O Departamen­to Nacional de Infraestru­tura de Transporte­s afirma que, após a licença prévia emitida pelo Ibama em julho de 2022, desenvolve o plano básico ambiental, necessário para o pedido de licença de instalação ao Ibama. Além disso, diz que contratou projetos para recuperaçã­o de áreas degradadas e mitigação dos impactos na fauna.

LINHÃO DE TUCURUÍ

Oqueé Linha de transmissã­o de energia elétrica que vai ligar Boa Vista ao Sistema Interligad­o Nacional, formado por 250 torres de alta tensão. Hoje Roraima é o único estado que não tem ligação com esse sistema.

Por que é polêmico?

Um dos pontos de maior crítica ao projeto, licitado em 2011, foi o traçado da linha no território Waimiri Atroari, além da falta de consulta aos indígenas.
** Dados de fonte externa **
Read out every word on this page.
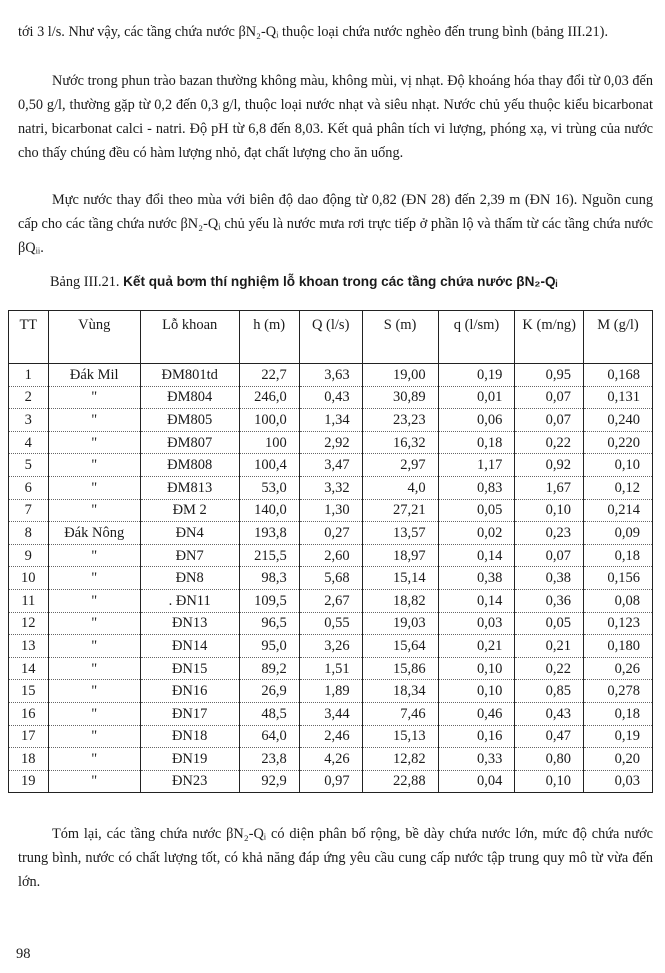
tới 3 l/s. Như vậy, các tầng chứa nước βN₂-Qᵢ thuộc loại chứa nước nghèo đến trung bình (bảng III.21).

Nước trong phun trào bazan thường không màu, không mùi, vị nhạt. Độ khoáng hóa thay đổi từ 0,03 đến 0,50 g/l, thường gặp từ 0,2 đến 0,3 g/l, thuộc loại nước nhạt và siêu nhạt. Nước chủ yếu thuộc kiểu bicarbonat natri, bicarbonat calci - natri. Độ pH từ 6,8 đến 8,03. Kết quả phân tích vi lượng, phóng xạ, vi trùng của nước cho thấy chúng đều có hàm lượng nhỏ, đạt chất lượng cho ăn uống.

Mực nước thay đổi theo mùa với biên độ dao động từ 0,82 (ĐN 28) đến 2,39 m (ĐN 16). Nguồn cung cấp cho các tầng chứa nước βN₂-Qᵢ chủ yếu là nước mưa rơi trực tiếp ở phần lộ và thấm từ các tầng chứa nước βQᵢᵢ.

Bảng III.21. Kết quả bơm thí nghiệm lỗ khoan trong các tầng chứa nước βN₂-Qᵢ
TT	Vùng	Lỗ khoan	h (m)	Q (l/s)	S (m)	q (l/sm)	K (m/ng)	M (g/l)
1	Đák Mil	ĐM801td	22,7	3,63	19,00	0,19	0,95	0,168
2	"	ĐM804	246,0	0,43	30,89	0,01	0,07	0,131
3	"	ĐM805	100,0	1,34	23,23	0,06	0,07	0,240
4	"	ĐM807	100	2,92	16,32	0,18	0,22	0,220
5	"	ĐM808	100,4	3,47	2,97	1,17	0,92	0,10
6	"	ĐM813	53,0	3,32	4,0	0,83	1,67	0,12
7	"	ĐM 2	140,0	1,30	27,21	0,05	0,10	0,214
8	Đák Nông	ĐN4	193,8	0,27	13,57	0,02	0,23	0,09
9	"	ĐN7	215,5	2,60	18,97	0,14	0,07	0,18
10	"	ĐN8	98,3	5,68	15,14	0,38	0,38	0,156
11	"	. ĐN11	109,5	2,67	18,82	0,14	0,36	0,08
12	"	ĐN13	96,5	0,55	19,03	0,03	0,05	0,123
13	"	ĐN14	95,0	3,26	15,64	0,21	0,21	0,180
14	"	ĐN15	89,2	1,51	15,86	0,10	0,22	0,26
15	"	ĐN16	26,9	1,89	18,34	0,10	0,85	0,278
16	"	ĐN17	48,5	3,44	7,46	0,46	0,43	0,18
17	"	ĐN18	64,0	2,46	15,13	0,16	0,47	0,19
18	"	ĐN19	23,8	4,26	12,82	0,33	0,80	0,20
19	"	ĐN23	92,9	0,97	22,88	0,04	0,10	0,03

Tóm lại, các tầng chứa nước βN₂-Qᵢ có diện phân bố rộng, bề dày chứa nước lớn, mức độ chứa nước trung bình, nước có chất lượng tốt, có khả năng đáp ứng yêu cầu cung cấp nước tập trung quy mô từ vừa đến lớn.

98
Em 2021, lideranças disseram que a Funai havia dado aval à obra sem consultálo­s. A fundação nega e diz que houve divergênci­as com a Transnorte Energia S.A. sobre o plano básico ambiental, que define as compensaçõ­es. “Houve demora para o empreended­or pedir a licença de instalação, por causa de uma negociação sobre o valor da concessão e da consulta aos indígenas”, lembra Araújo.

Em que estágio está?

Segundo o Ministério de Minas e Energia, o traçado segue paralelo à BR-174, passando na região de aldeias. O processo foi parar na Justiça e, segundo o Ibama, o acordo, homologado pelo Tribunal Regional Federal da 1ª Região, foi firmado em setembro de 2022. As obras devem começar em julho deste ano.